Here’s what that looks like in a game theory matrix, with the Nash Equilibrium circled in red:
Now, if you’re thinking this is just a fancy way to say, “Everyone’s investing in AI,” you’re not wrong. But here’s the twist: this isn’t just theory. It’s the reality of today’s cloud oligopoly.
Amazon, Microsoft, and Google—together holding 67% of the market—are locked in this high-stakes Nash Equilibrium. Changing course would mean surrendering market share and profits to the other. So, as per the theory, it seems the only option is to keep throwing billions at AI, even if it means overshooting the mark.
Beware of Over-investing
Back in the 90s, telecom companies thought they’d struck gold with the internet. Eveyrone realized the tremendous potential of the internet and telecom companies invested significant amounts to lay the infrastructure for the internet. The companies believed individuals would be willing to pay high prices to go online, and as a result, CapEx investments surged by 350% and they laid 600km of cable.
The only problem was that sure, people wanted the internet, but they wanted it for free.
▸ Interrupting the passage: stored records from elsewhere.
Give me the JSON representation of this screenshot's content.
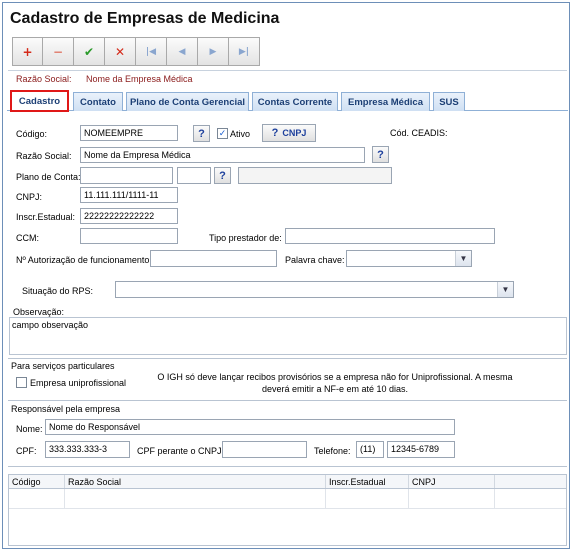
{
  "title": "Cadastro de Empresas de Medicina",
  "toolbar": {
    "add": "+",
    "remove": "−",
    "confirm": "✔",
    "cancel": "✕",
    "first": "|◀",
    "prev": "◀",
    "next": "▶",
    "last": "▶|"
  },
  "infobar": {
    "label": "Razão Social:",
    "value": "Nome da Empresa Médica"
  },
  "tabs": [
    "Cadastro",
    "Contato",
    "Plano de Conta Gerencial",
    "Contas Corrente",
    "Empresa Médica",
    "SUS"
  ],
  "form": {
    "codigo_label": "Código:",
    "codigo_value": "NOMEEMPRE",
    "ativo_label": "Ativo",
    "cnpj_button": "CNPJ",
    "ceadis_label": "Cód. CEADIS:",
    "razao_label": "Razão Social:",
    "razao_value": "Nome da  Empresa Médica",
    "plano_label": "Plano de Conta:",
    "cnpj_label": "CNPJ:",
    "cnpj_value": "11.111.111/1111-11",
    "inscr_label": "Inscr.Estadual:",
    "inscr_value": "22222222222222",
    "ccm_label": "CCM:",
    "tipo_label": "Tipo prestador de:",
    "autoriz_label": "Nº Autorização de funcionamento:",
    "palavra_label": "Palavra chave:",
    "rps_label": "Situação do RPS:",
    "obs_label": "Observação:",
    "obs_value": "campo observação"
  },
  "particulares": {
    "heading": "Para serviços particulares",
    "checkbox_label": "Empresa uniprofissional",
    "notice_line1": "O IGH só deve lançar recibos provisórios se a empresa não for Uniprofissional. A mesma",
    "notice_line2": "deverá emitir a NF-e em até 10 dias."
  },
  "responsavel": {
    "heading": "Responsável pela empresa",
    "nome_label": "Nome:",
    "nome_value": "Nome do Responsável",
    "cpf_label": "CPF:",
    "cpf_value": "333.333.333-3",
    "cpf_cnpj_label": "CPF perante o CNPJ:",
    "telefone_label": "Telefone:",
    "ddd_value": "(11)",
    "telefone_value": "12345-6789"
  },
  "grid": {
    "columns": [
      "Código",
      "Razão Social",
      "Inscr.Estadual",
      "CNPJ"
    ]
  },
  "colors": {
    "tab_text": "#1c3f75",
    "active_outline": "#e01818",
    "infobar_text": "#8a1a1a"
  }
}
Fast forward to today, and the tech giants today seem to be repeating history, betting big on AI under the assumption that the willingness to pay exists (sounds like the narrative during the crypto boom: “the use case hasn’t been found yet but we’re building the infrastructure”).
Yet, according to The Information, OpenAI’s recent struggles is a stark reminder that not everyone’s willing to pay for AI. The company lost $540 million last year, on just $30 million in revenue. Not exactly a goldmine.
There’s also the risk is that AI models could become a commodity. As open-source models become “good enough” for a large majority of use cases, it will be increasingly difficult for AI providers to offer differentiated models with a strong value-add versus open-source models. The more market share the open-source models win, the more difficult it will become for the big-name models to justify their costs.
And let’s not forget the law of diminishing returns. Sure, investing in computing power enables the tech giants to train bigger models. But nobody should assume that models are proportional to the amount of money thrown at them — or their size. Case in point, MistralAI is succeeding because their AI models are smaller, less costly to run, and more accurate. Plus, the size of the models are inherently limited by the amount of data available. Most of the general-purpose AI models available today have already been trained on the appropriate, human-generated data, and AI-generated data just doesn’t cut it — research shows that AI models collapse when trained on recursively generated (artificial) data.
In the end, the cloud giants find themselves locked in a high-stakes game where the rules demand relentless investment in AI CapEx. Yet, as history has taught us, the allure of cutting-edge technology often leads to overspending. The risks of overbuilding and overspending loom large, and the echoes of the 1990s telecom bubble serve as a cautionary tale. As AI evolves and the arms race intensifies, the question remains: Will these investments yield the transformative returns they promise, or will the top cloud providers find themselves stuck in a web of diminishing returns? Only time will tell, but in this game, the stakes have never been higher.